When a price breaks out of a symmetrical triangle, the minimum distance the price should travel is for a bullish breakout to the top of the triangle and for a bearish breakout to the low of the triangle, but the price could move much farther

Brent Crude oil:
Brent is currently in a bearish trend (lower lows [LL] and lower highs [LH]) and has been for the past 4–5 months.

A bearish breakout will be confirmed below USD 75.05, with downside potential short- to medium-term to the lowest level of the triangle and strong support at around 69.90. However, a push down to support at around 64.60 could be seen, as indicated by the two red arrows.

For a bullish breakout, a break of the upper falling trendline is required and will be confirmed by a close above 87.95. If that scenario plays out, there is upside potential to around 97.70, indicated by the green arrow.
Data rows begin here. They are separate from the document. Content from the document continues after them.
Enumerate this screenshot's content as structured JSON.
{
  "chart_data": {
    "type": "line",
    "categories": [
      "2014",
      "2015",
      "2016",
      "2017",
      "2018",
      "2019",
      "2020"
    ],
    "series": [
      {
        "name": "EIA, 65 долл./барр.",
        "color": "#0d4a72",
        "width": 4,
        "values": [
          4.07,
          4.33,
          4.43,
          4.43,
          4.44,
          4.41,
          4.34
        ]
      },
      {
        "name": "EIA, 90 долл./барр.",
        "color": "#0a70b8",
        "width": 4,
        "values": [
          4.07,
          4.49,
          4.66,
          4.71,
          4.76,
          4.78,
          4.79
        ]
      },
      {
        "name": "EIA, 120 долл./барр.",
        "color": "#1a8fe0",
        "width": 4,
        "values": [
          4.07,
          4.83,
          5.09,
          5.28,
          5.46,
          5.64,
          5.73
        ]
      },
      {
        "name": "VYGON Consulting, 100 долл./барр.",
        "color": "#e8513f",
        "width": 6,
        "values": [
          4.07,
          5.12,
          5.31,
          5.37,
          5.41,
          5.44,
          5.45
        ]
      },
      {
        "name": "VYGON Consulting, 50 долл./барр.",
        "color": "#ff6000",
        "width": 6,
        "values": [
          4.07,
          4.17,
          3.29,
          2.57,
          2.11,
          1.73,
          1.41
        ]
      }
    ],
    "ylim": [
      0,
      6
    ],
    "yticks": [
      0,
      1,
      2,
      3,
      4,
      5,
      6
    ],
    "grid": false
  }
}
However, if there is no bearish breakout for the next few weeks and Brent instead bounces from the lower rising trendline, forming a new lower high (a new lower high lower than the previous lower high indicated by LH? and the blue arrows), it could last weeks before a triangle breakout.

The strength indicator is currently testing the 40 threshold. A close below, combined with a Brent oil close below 75.05, will confirm the bearish scenario. An RSI bounce from the 40 threshold could be an indication of the “staying in the triangle” scenario for longer
Source all charts: Saxo Group

Levels for WTI Crude oil:
Bearish breakout will be confirmed below 71.67 with downside potential to 64.00–61.80.

Bullish breakout, as the current picture looks, is confirmed above 84.52, but the upper falling trendline will be broken well before that if the bullish scenario is to play out.
Upside potential to around 95, with resistance at around 87.67.